The dam is at its various stages of progress going on at a rapid speed assisted by the best engineering conglomerates’ in the world. The technology, the sophistication of the equipment at the dam construction site is beyond any layman’s grasp. The engineer who was assigned as a guide to our group seemed to be very passionate about the whole concept and, the patience and pleasure with which he went on clarifying the nitty-gritty points for all us for about four hours demonstrate how much he is attached to the project.

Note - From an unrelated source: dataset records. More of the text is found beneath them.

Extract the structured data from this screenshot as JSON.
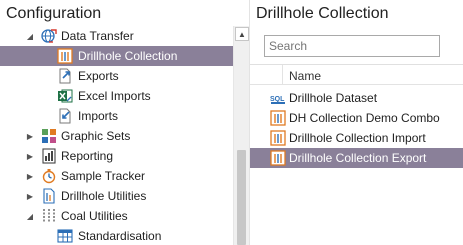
{
  "left_panel": {
    "title": "Configuration",
    "tree": [
      {
        "label": "Data Transfer",
        "expander": "◢",
        "icon": "globe-arrows-icon"
      },
      {
        "label": "Drillhole Collection",
        "icon": "drillhole-collection-icon",
        "selected": true
      },
      {
        "label": "Exports",
        "icon": "export-arrow-icon"
      },
      {
        "label": "Excel Imports",
        "icon": "excel-icon"
      },
      {
        "label": "Imports",
        "icon": "import-arrow-icon"
      },
      {
        "label": "Graphic Sets",
        "expander": "▶",
        "icon": "graphic-sets-icon"
      },
      {
        "label": "Reporting",
        "expander": "▶",
        "icon": "reporting-icon"
      },
      {
        "label": "Sample Tracker",
        "expander": "▶",
        "icon": "sample-tracker-icon"
      },
      {
        "label": "Drillhole Utilities",
        "expander": "▶",
        "icon": "drillhole-utilities-icon"
      },
      {
        "label": "Coal Utilities",
        "expander": "◢",
        "icon": "coal-utilities-icon"
      },
      {
        "label": "Standardisation",
        "icon": "table-grid-icon"
      }
    ],
    "scroll_up_glyph": "▲"
  },
  "right_panel": {
    "title": "Drillhole Collection",
    "search": {
      "placeholder": "Search",
      "value": ""
    },
    "column_header": "Name",
    "items": [
      {
        "label": "Drillhole Dataset",
        "icon": "sql-dataset-icon"
      },
      {
        "label": "DH Collection Demo Combo",
        "icon": "collection-combo-icon"
      },
      {
        "label": "Drillhole Collection Import",
        "icon": "collection-import-icon"
      },
      {
        "label": "Drillhole Collection Export",
        "icon": "collection-export-icon",
        "selected": true
      }
    ]
  },
  "colors": {
    "selection": "#8a8099",
    "accent_orange": "#e07b22",
    "accent_blue": "#2c6fb7"
  }
}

Before we got into the bus, at the end of the day, we captured every angle and aspect of the upcoming dam in our thirty Smartphones, in an awe and anxiety not to let any spectacular angle to be missed by our phones; selfies with the dam as a backdrop. We gathered as much information about, that we haven’t known before, the construction and significance of spillways and spillways gates, and the two coffer dams being built across the river: the main purpose of them is to keep the riverbed dry to provide protection for the construction of Earth Cum Rock Field dam and diaphragm wall (ECRF DAM).The diaphragm wall a 1.5-meter thick concrete wall built into depths from 40 to 150 meters below the river bed under the earth dam which is the first of its kind in India. The diaphragm wall acts as a foundation of ECRF dam. ECRF dam is the most crucial component of the entire project, constructed across the river Godavari and plays a major role in holding river water not to flow into the sea and to be diverted to the reservoir formed by the dam. (Polavaram project information courtesy: medium.com; Wikipedia.)
For many years cut off from social gatherings, trapped in a fate imposed melancholy, I found myself enjoying the lyrics and leisure. It felt like I’m sitting through a wakeful dream. After my wife’s demise, after spending a year passively, I decided to spend a day to be among the right kind of people. Loving and humming along with their melodious chorus, it appeared that all of the kindly Rotarians have assembled in this trip to favor me; to help reconnect me once again to the active world: giving me the right medicine in the best serenading way.